Originally Posted by
buddiiee
You're right, I forgot, this wouldn't be the correct forum, I apologize as this is my first road bike newer than 1987. I by habit just come directly here because I don't really own or ride modern bikes. The chain rub is between the front two chainrings.
The combination of short chain stays, a wide cassette on a 130mm axle, and a wide size difference between chain rings, like 50-34 or 53-39, will often cause the chain to rub on the inside of the big ring when using the small-small combination. This is quite normal. My Felt F5 did it. My Giant TCR did it. My Trek Madone does it. My 42 year-old Masi Gran Criterium doesn't do it, because it has a 7-speed cluster on a 126 mm axle and longer chain stays. It didn't happen with your steel rings because the teeth were probably a little bit narrower. When you fudged with the inter-ring spacing it stopped shifting properly because the derailleur is designed to work with a center-to-center chainring spacing that is proprietary to Shimano (and copied by FSA, SRAM, and others).

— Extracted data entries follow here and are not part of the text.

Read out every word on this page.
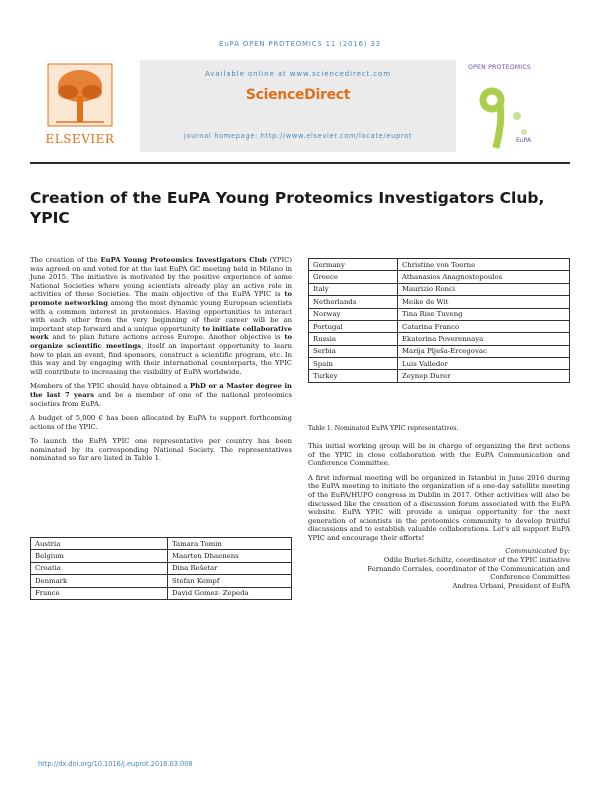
EuPA OPEN PROTEOMICS 11 (2016) 33
ELSEVIER
Available online at www.sciencedirect.com
ScienceDirect
journal homepage: http://www.elsevier.com/locate/euprot
OPEN PROTEOMICS
EuPA
Creation of the EuPA Young Proteomics Investigators Club, YPIC

The creation of the EuPA Young Proteomics Investigators Club (YPIC) was agreed on and voted for at the last EuPA GC meeting held in Milano in June 2015. The initiative is motivated by the positive experience of some National Societies where young scientists already play an active role in activities of these Societies. The main objective of the EuPA YPIC is to promote networking among the most dynamic young European scientists with a common interest in proteomics. Having opportunities to interact with each other from the very beginning of their career will be an important step forward and a unique opportunity to initiate collaborative work and to plan future actions across Europe. Another objective is to organize scientific meetings, itself an important opportunity to learn how to plan an event, find sponsors, construct a scientific program, etc. In this way and by engaging with their international counterparts, the YPIC will contribute to increasing the visibility of EuPA worldwide.

Members of the YPIC should have obtained a PhD or a Master degree in the last 7 years and be a member of one of the national proteomics societies from EuPA.

A budget of 5,000 € has been allocated by EuPA to support forthcoming actions of the YPIC.

To launch the EuPA YPIC one representative per country has been nominated by its corresponding National Society. The representatives nominated so far are listed in Table 1.

Austria	Tamara Tomin
Belgium	Maarten Dhaenens
Croatia	Dina Rešetar
Denmark	Stefan Kempf
France	David Gomez- Zepeda
Germany	Christine von Toerne
Greece	Athanasios Anagnostopoulos
Italy	Maurizio Ronci
Netherlands	Meike de Wit
Norway	Tina Rise Tuveng
Portugal	Catarina Franco
Russia	Ekaterina Poverennaya
Serbia	Marija Plješa-Ercegovac
Spain	Luis Valledor
Turkey	Zeynep Durer
Table 1. Nominated EuPA YPIC representatives.

This initial working group will be in charge of organizing the first actions of the YPIC in close collaboration with the EuPA Communication and Conference Committee.

A first informal meeting will be organized in Istanbul in June 2016 during the EuPA meeting to initiate the organization of a one-day satellite meeting of the EuPA/HUPO congress in Dublin in 2017. Other activities will also be discussed like the creation of a discussion forum associated with the EuPA website. EuPA YPIC will provide a unique opportunity for the next generation of scientists in the proteomics community to develop fruitful discussions and to establish valuable collaborations. Let's all support EuPA YPIC and encourage their efforts!

Communicated by:
Odile Burlet-Schiltz, coordinator of the YPIC initiative
Fernando Corrales, coordinator of the Communication and
Conference Committee
Andrea Urbani, President of EuPA
http://dx.doi.org/10.1016/j.euprot.2016.03.008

Small-small is your sacrificial gear combination. Just don't use it. For me it results in too much chain slap against the stay anyway, and with a 10-speed cluster I know there's a combination on the big ring that's close enough. I know some guys compensate by inserting a 1mm shim behind the drive side bearing or cup to shift the whole crank to the outside a bit. If you're really hung up on this you might give it a try, but it might result in too much cross-chaining the other way on big-big. And some guys say big-big is against their religion, so they don't mind.
And I apologize to the topic border patrol, but I thought I could just put this to bed. I promise not to do it again.